The world community responded with relief work immediately after the disaster and the Buddhist community in Malaysia also provided the necessary support by raising funds to be channelled to various Buddhist centers in Myanmar.

The Buddhist Missionary Society Malaysia raised RM 60,000 for the cyclone victims and the funds will be utilized to provide relief work in Myanmar. The vice president of BMSM, Quah Chi Boon is already in Myanmar to coordinate the relief work with the support of a local Buddhist organisation. BMSM also manage to raise RM 80,000 for the earthquake relief in Sichuan, China.


Another organisation that provides relief support via their counter part in Myanmar was the Subang Jaya Buddhist Association. SJBA raises RM 75,000 from its devotees. Resident monk Bhante Nyanaramsi will personally travel to Myanmar to deliver the contribution to the founder of the Sitagu International Buddhist Academy Sitagu Sayadaw Ashin Nyanissara in the Irrawaddy delta.


At the Sri Jayanti Buddhist Temple, Sentul Kuala Lumpur, the abbot Most Venerable B. Saranankara Maha Thera (pic, seated at the left)lead the devotees in raising funds and food for the Cyclone Nargis victims. The Most Venerable Saranankara, who is also the Chief Adikarana Nayaka Maha Thera of Malaysia was in Myanmar last week to deliver the relief assistance at a village in Myanmar last week. He is expected to travel to Myanmar again to continue relief work there.

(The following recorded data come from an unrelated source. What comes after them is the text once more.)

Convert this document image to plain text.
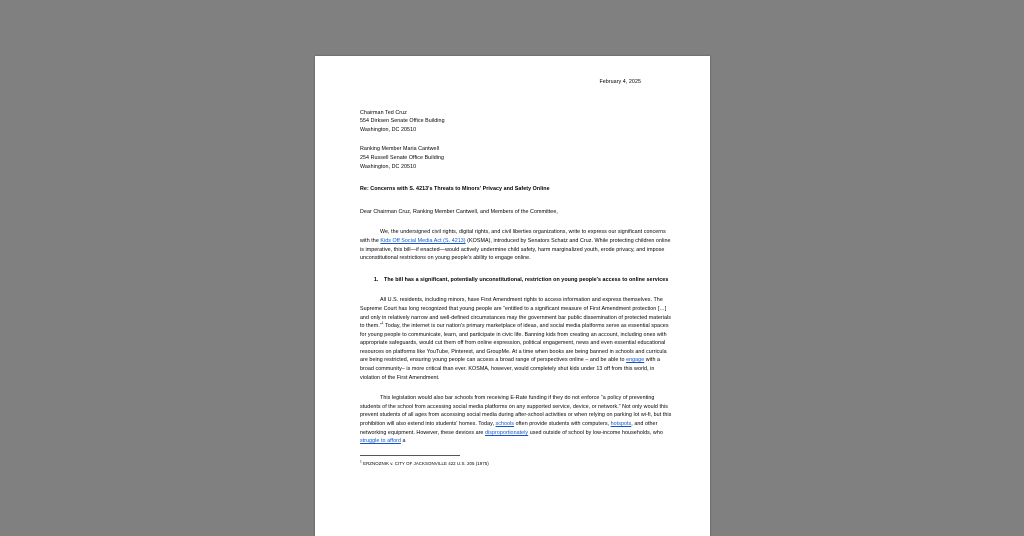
February 4, 2025
Chairman Ted Cruz
554 Dirksen Senate Office Building
Washington, DC 20510
Ranking Member Maria Cantwell
254 Russell Senate Office Building
Washington, DC 20510
Re: Concerns with S. 4213's Threats to Minors' Privacy and Safety Online
Dear Chairman Cruz, Ranking Member Cantwell, and Members of the Committee,

We, the undersigned civil rights, digital rights, and civil liberties organizations, write to express our significant concerns with the Kids Off Social Media Act (S. 4213) (KOSMA), introduced by Senators Schatz and Cruz. While protecting children online is imperative, this bill—if enacted—would actively undermine child safety, harm marginalized youth, erode privacy, and impose unconstitutional restrictions on young people's ability to engage online.

1. The bill has a significant, potentially unconstitutional, restriction on young people's access to online services

All U.S. residents, including minors, have First Amendment rights to access information and express themselves. The Supreme Court has long recognized that young people are “entitled to a significant measure of First Amendment protection […] and only in relatively narrow and well-defined circumstances may the government bar public dissemination of protected materials to them.”$^1$ Today, the internet is our nation's primary marketplace of ideas, and social media platforms serve as essential spaces for young people to communicate, learn, and participate in civic life. Banning kids from creating an account, including ones with appropriate safeguards, would cut them off from online expression, political engagement, news and even essential educational resources on platforms like YouTube, Pinterest, and GroupMe. At a time when books are being banned in schools and curricula are being restricted, ensuring young people can access a broad range of perspectives online – and be able to engage with a broad community– is more critical than ever. KOSMA, however, would completely shut kids under 13 off from this world, in violation of the First Amendment.

This legislation would also bar schools from receiving E-Rate funding if they do not enforce “a policy of preventing students of the school from accessing social media platforms on any supported service, device, or network.” Not only would this prevent students of all ages from accessing social media during after-school activities or when relying on parking lot wi-fi, but this prohibition will also extend into students' homes. Today, schools often provide students with computers, hotspots, and other networking equipment. However, these devices are disproportionately used outside of school by low-income households, who struggle to afford a

$^1$ ERZNOZNIK v. CITY OF JACKSONVILLE 422 U.S. 205 (1975)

There is still much to be done for the Cyclone Nargis victims. Continue your flow of compassion and keep on chipping in the funds for the rehabilitation work.

Sunday, June 1, 2008

Patin for the weekend

Having a short break at a small town in Pahang provides me the opportunity to avoid the hustle and bustle of city life.

Mentakab is a small town in Pahang situated in between Kuala Lumpur and Kuantan, about two hours drive from the nation's capital. The journey will provide sights of the only casino city of Malaysia, Genting Highlands, during a clear sunny day. Snaking and climbing along the once notorious Karak Highway, we passed thru fresh views of Janda Baik and Selesa Hillhomes and the Dusun Eco Resort. These places will provide city dwellers a choice to get out from the dusty and noisy surroundings in the Klang Valley.

Half way the journey, if your stomach are giving you signals it is time for gastronomical fill-up, have one or two of the famous baked meat buns (siew pow) at Karak.

For those who loves animals, visit the Kuala Gandah Elephant Sanctuary near Lanchang. Visitors can feed and ride the elephants at the center which are managed by the Wildlife Department. For those who adores these elephants so much, you can even have a swim with these mammals and give a good scrubs on their bodies!

While cost of living is also on the rise in Mentakab, it was not too steep though. Feeding 10 persons with 8 dishes for a Chinese sit down dinner was a steal at RM120, that includes a medium size patin, a popular freshwater fish in that area.

But then, it was not really a quiet weekend when you have a dozen of boisterous kids running around a Chinese new village house.